Dock to dock delivery delivers for the Globe



• Best use of radio (runner-up)

Agency/media company: OMD Canada

Client: The Globe and Mail

Brand: The Globe and Mail newspaper

Media team: Steve Cotten, group media director, Craig Jennings, media planner, Kristine Sherliker, senior buyer

Media budget: Less than $25,000

Media used: Radio

Timing: Victoria Day through Labour Day, 200


How does a national newspaper follow its readers to cottage country in the summertime? Traditionally, that’s been a difficult question to answer for The Globe and Mail.

OMD Canada was faced with the challenge of building awareness for the Globe and instituting trial readership in the Muskoka region. The media company was mandated to market the product in a unique fashion that would fit the cottage experience.

Radio was chosen as a medium to which virtually all cottagers have access. Local station Moose 100.9 FM joined as a partner, once the station staff checked in with local retail advertisers to make sure their participation wouldn’t be seen as infringing on newspaper sales.


How do you get to potential customers who live in cottages? In a boat, of course.

Every Saturday morning during the summer, the Moose Master-craft, branded with signage and a large Globe and Mail flag, cruised Muskoka’s big three lakes (Joseph, Rosseau and Muskoka) delivering 150 complimentary copies of the paper to lakeside cottages.
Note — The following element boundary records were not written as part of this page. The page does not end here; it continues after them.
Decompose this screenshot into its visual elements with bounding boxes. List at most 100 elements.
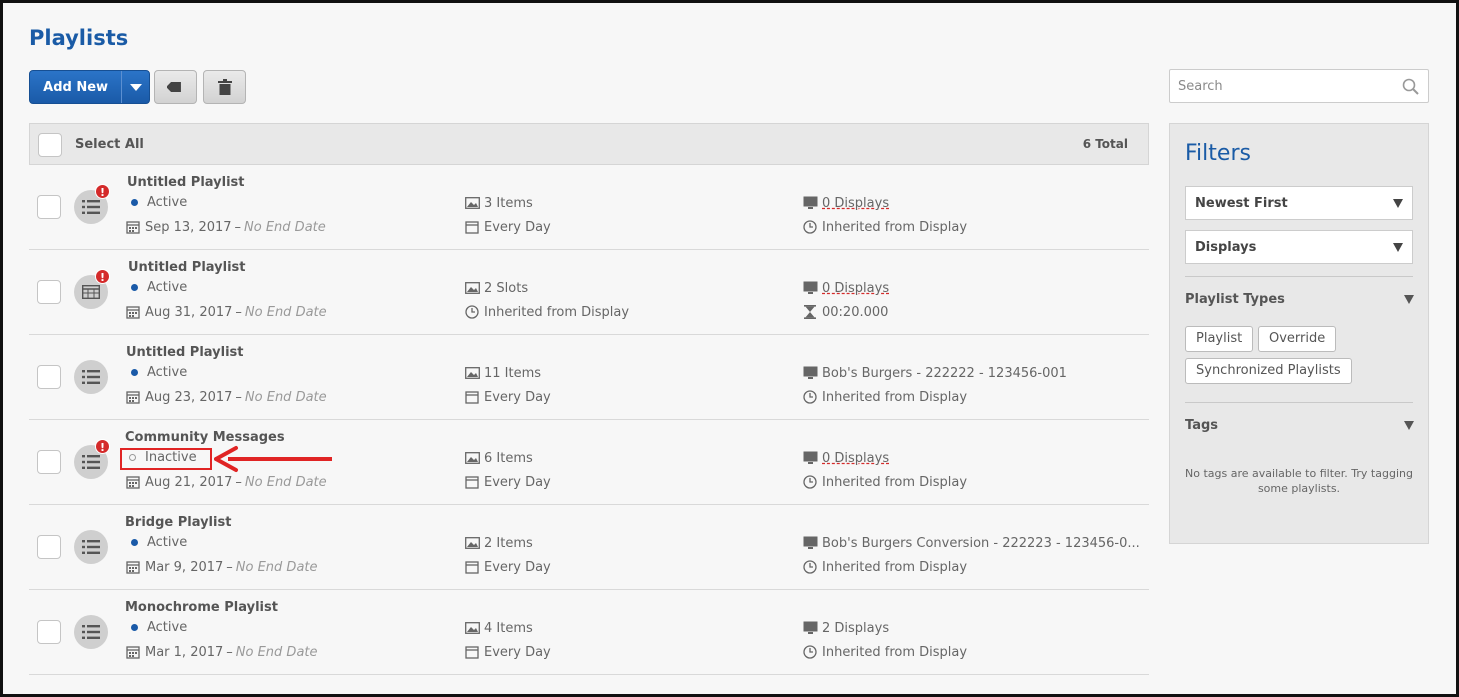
content-line: 11 Items xyxy=(464,365,541,381)
timing-line: Inherited from Display xyxy=(802,474,967,490)
schedule-line: Every Day xyxy=(464,559,551,575)
monitor-icon xyxy=(802,535,818,551)
image-icon xyxy=(464,450,480,466)
target-line: Bob's Burgers Conversion - 222223 - 1234… xyxy=(802,535,1140,551)
calendar-icon xyxy=(125,644,141,660)
calendar-icon xyxy=(125,474,141,490)
display-target[interactable]: Bob's Burgers - 222222 - 123456-001 xyxy=(822,366,1067,381)
scope-select[interactable]: Displays xyxy=(1185,230,1413,264)
dropdown-arrow-icon xyxy=(1393,243,1403,252)
date-separator: – xyxy=(235,474,242,490)
chevron-down-icon xyxy=(129,83,142,91)
table-row[interactable]: Untitled Playlist Active Aug 23, 2017 – … xyxy=(29,335,1149,420)
select-all-checkbox[interactable] xyxy=(38,133,62,157)
tags-heading[interactable]: Tags xyxy=(1185,418,1218,433)
status-dot-icon xyxy=(131,199,138,206)
timing-line: Inherited from Display xyxy=(802,644,967,660)
row-checkbox[interactable] xyxy=(37,535,61,559)
clock-icon xyxy=(802,644,818,660)
sort-select-value[interactable]: Newest First xyxy=(1195,196,1288,211)
playlist-name[interactable]: Community Messages xyxy=(125,430,285,445)
collapse-arrow-icon[interactable] xyxy=(1404,421,1414,430)
search-icon[interactable] xyxy=(1402,78,1420,96)
calendar-outline-icon xyxy=(464,644,480,660)
collapse-arrow-icon[interactable] xyxy=(1404,295,1414,304)
content-count: 11 Items xyxy=(484,365,542,381)
start-date: Mar 1, 2017 xyxy=(145,644,224,660)
add-new-button[interactable]: Add New xyxy=(29,70,150,104)
table-row[interactable]: Bridge Playlist Active Mar 9, 2017 – No … xyxy=(29,505,1149,590)
content-line: 6 Items xyxy=(464,450,533,466)
annotation-arrow-icon xyxy=(214,446,332,472)
table-row[interactable]: Monochrome Playlist Active Mar 1, 2017 –… xyxy=(29,590,1149,675)
table-row[interactable]: ! Untitled Playlist Active Aug 31, 2017 … xyxy=(29,250,1149,335)
display-target[interactable]: 0 Displays xyxy=(822,196,889,211)
start-date: Mar 9, 2017 xyxy=(145,559,224,575)
timing-text: Inherited from Display xyxy=(822,644,968,660)
row-checkbox[interactable] xyxy=(37,620,61,644)
monitor-icon xyxy=(802,280,818,296)
alert-icon: ! xyxy=(95,439,110,454)
content-count: 4 Items xyxy=(484,620,533,636)
playlist-name[interactable]: Untitled Playlist xyxy=(128,260,246,275)
row-checkbox[interactable] xyxy=(37,450,61,474)
playlist-name[interactable]: Monochrome Playlist xyxy=(125,600,278,615)
calendar-icon xyxy=(125,389,141,405)
status-line: Active xyxy=(127,280,187,295)
status-text: Active xyxy=(147,620,188,635)
start-date: Aug 21, 2017 xyxy=(145,474,233,490)
search-box[interactable] xyxy=(1169,69,1429,103)
display-target[interactable]: 0 Displays xyxy=(822,281,889,296)
tag-edit-icon xyxy=(166,82,181,92)
timing-line: Inherited from Display xyxy=(802,389,967,405)
playlist-list-icon xyxy=(74,530,108,564)
row-checkbox[interactable] xyxy=(37,195,61,219)
schedule-text: Every Day xyxy=(484,559,551,575)
row-checkbox[interactable] xyxy=(37,280,61,304)
status-dot-icon xyxy=(131,284,138,291)
playlist-types-heading[interactable]: Playlist Types xyxy=(1185,292,1285,307)
scope-select-value[interactable]: Displays xyxy=(1195,240,1256,255)
playlist-name[interactable]: Bridge Playlist xyxy=(125,515,231,530)
target-line: 0 Displays xyxy=(802,195,889,211)
schedule-text: Every Day xyxy=(484,644,551,660)
filter-tag-synchronized[interactable]: Synchronized Playlists xyxy=(1185,358,1352,384)
calendar-outline-icon xyxy=(464,389,480,405)
status-text: Active xyxy=(147,195,188,210)
filter-tag-playlist[interactable]: Playlist xyxy=(1185,326,1254,352)
monitor-icon xyxy=(802,195,818,211)
playlist-name[interactable]: Untitled Playlist xyxy=(127,175,245,190)
delete-button[interactable] xyxy=(203,70,246,104)
calendar-outline-icon xyxy=(464,474,480,490)
status-line: Active xyxy=(127,195,187,210)
edit-button[interactable] xyxy=(154,70,197,104)
content-line: 4 Items xyxy=(464,620,533,636)
schedule-line: Every Day xyxy=(464,219,551,235)
add-new-dropdown-button[interactable] xyxy=(121,71,149,103)
monitor-icon xyxy=(802,620,818,636)
add-new-label[interactable]: Add New xyxy=(30,80,121,95)
no-tags-message: No tags are available to filter. Try tag… xyxy=(1185,467,1413,495)
divider xyxy=(1185,276,1413,277)
display-target[interactable]: 2 Displays xyxy=(822,621,889,636)
sort-select[interactable]: Newest First xyxy=(1185,186,1413,220)
date-line: Mar 1, 2017 – No End Date xyxy=(125,644,318,660)
content-line: 3 Items xyxy=(464,195,533,211)
table-row[interactable]: ! Untitled Playlist Active Sep 13, 2017 … xyxy=(29,165,1149,250)
date-separator: – xyxy=(235,304,242,320)
display-target[interactable]: 0 Displays xyxy=(822,451,889,466)
row-checkbox[interactable] xyxy=(37,365,61,389)
playlist-list-icon xyxy=(74,615,108,649)
date-separator: – xyxy=(226,559,233,575)
end-date: No End Date xyxy=(235,644,318,660)
end-date: No End Date xyxy=(244,474,327,490)
select-all-label[interactable]: Select All xyxy=(75,137,144,152)
playlist-name[interactable]: Untitled Playlist xyxy=(126,345,244,360)
content-count: 2 Slots xyxy=(484,280,529,296)
timing-line: Inherited from Display xyxy=(802,219,967,235)
calendar-icon xyxy=(125,219,141,235)
filter-tag-override[interactable]: Override xyxy=(1258,326,1337,352)
search-input[interactable] xyxy=(1170,70,1390,102)
status-line: Active xyxy=(127,620,187,635)
display-target[interactable]: Bob's Burgers Conversion - 222223 - 1234… xyxy=(822,536,1140,551)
To ensure that cottagers were interested in receiving the paper, delivery hosts only handed out copies when someone was outside to receive the paper, rather than leaving the papers lying on the docks.

Two greeters were employed: one to drive the boat, the other to meet cottagers and drop off papers. These tasks were undertaken by station owner Christopher Grossman and Moose Morning Man Greg James, both decked out in Moose Ts and Globe and Mail hats.

Local creative was written, and the Saturday delivery was promoted on Moose 100.9 FM every Thursday through Sunday during the summer. As well, each Saturday the delivery hosts did at least one live remote cut-in with a cottager as the Moose Cruiser delivered its goods. After delivery was completed, the cruiser’s crew spent the afternoon touring local boat shows and waterfront events.

Delivery was, of course, far more difficult during inclement weather but fortunately there were only two rainy days during the entire promotion.


While specific results were not available, anecdotally the promotion was a big success. The Saturday morning strategy ensured that The Globe and Mail hit its core cottage-country readers just when they were looking for something to read.